Without any action from Congress, interest rates on new, subsidized Stafford loans will double July 1 from 3.4 percent to 6.8 percent.

Manchin's act, which he introduced with three Republican senators and one Independent, would keep student rates from doubling July 1. Manchin said it's also a long-term fix that would lower interest rates for all students, saving $30 billion through the next three years.

"This deal shows the American people that bipartisanship and common sense are alive in Washington," Manchin said in a statement. "We can find common ground to help our students and ensure the next generation of Americans have the same wonderful educational opportunities that we have always had."

The act would require newly issued student loans be set to the U.S. Treasury 10-year borrowing rate plus 1.85 percent for subsidized and unsubsidized undergraduate Stafford loans for each academic year. The graduate Stafford loans would be 3.4 percent and PLUS loans would be 4.4 percent, with the interest rate fixed over the life of the loan. The act would leave the cap on interest rates for consolidated loans at 8.25 percent.

Rep. David McKinley, R-W.Va., said in a statement June 27 he and the House had already acted more than a month ago and passed a plan that would fix the problem and "take politicians out of the business of setting interest rates."
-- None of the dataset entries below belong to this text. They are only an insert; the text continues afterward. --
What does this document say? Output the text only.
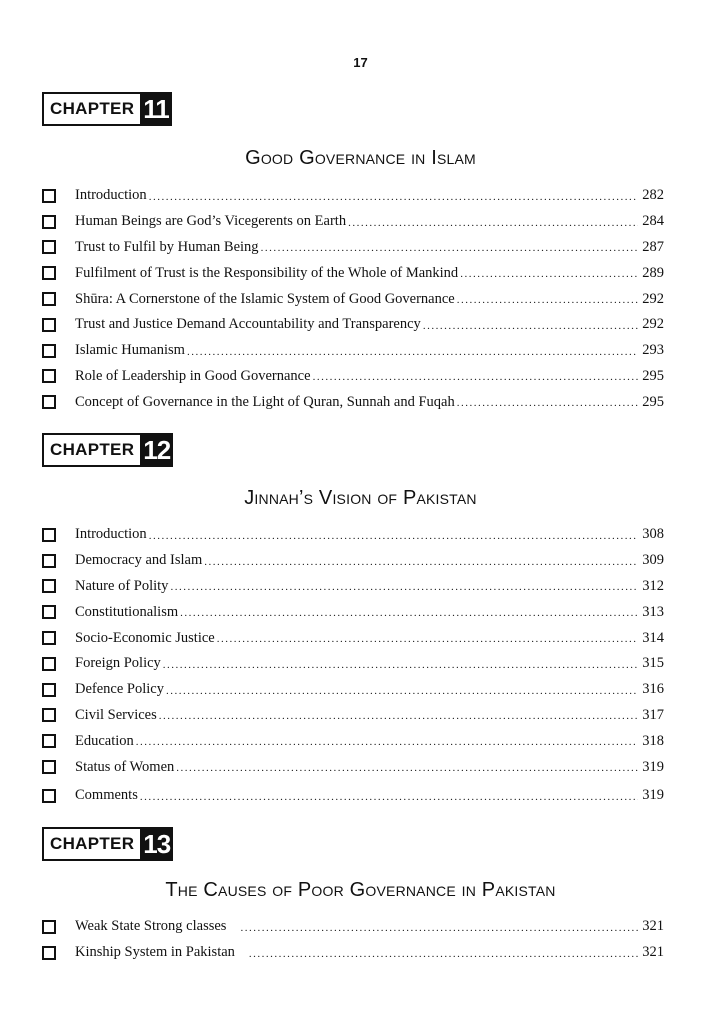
17
CHAPTER 11
Good Governance in Islam
Introduction .....	282
Human Beings are God’s Vicegerents on Earth .....	284
Trust to Fulfil by Human Being .....	287
Fulfilment of Trust is the Responsibility of the Whole of Mankind .....	289
Shūra: A Cornerstone of the Islamic System of Good Governance .....	292
Trust and Justice Demand Accountability and Transparency .....	292
Islamic Humanism .....	293
Role of Leadership in Good Governance .....	295
Concept of Governance in the Light of Quran, Sunnah and Fuqah .....	295
CHAPTER 12
Jinnah’s Vision of Pakistan
Introduction .....	308
Democracy and Islam .....	309
Nature of Polity .....	312
Constitutionalism .....	313
Socio-Economic Justice .....	314
Foreign Policy .....	315
Defence Policy .....	316
Civil Services .....	317
Education .....	318
Status of Women .....	319
Comments .....	319
CHAPTER 13
The Causes of Poor Governance in Pakistan
Weak State Strong classes .....	321
Kinship System in Pakistan .....	321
McKinley was referencing the "Smarter Solutions for Students Act."

"This plan was similar to one offered by President (Barack) Obama," McKinley said. "Instead of finding a solution, the Democrats are using this issue to score political points.

"They are playing partisan games and putting politics above students and families."

But the West Virginia Democratic Party took to the bullhorn June 27 to tell members of the media McKinley and "those like him in the House" are refusing to consider any fair and balanced approach that would fix the problem.

West Virginia Democratic Party Executive Director Jacob Winowich and West Virginia Young Democrats President Abe Saab hosted the call.

"Unfortunately, Congressman McKinley's vote to make students pay more shows that just like always, Congressman McKinley is more into playing the dysfunctional, broken politics in Washington than fixing the problems of hard-working, middle-class families," Winowich said.

Saad said the plan McKinley voted for would send loan rates sky-high when they already cause students and families to struggle.

The Associated Press reported May 22, the day before the House voted, that President Barack Obama threatened to veto legislation that would allow student loan interest rates to vary with the markets.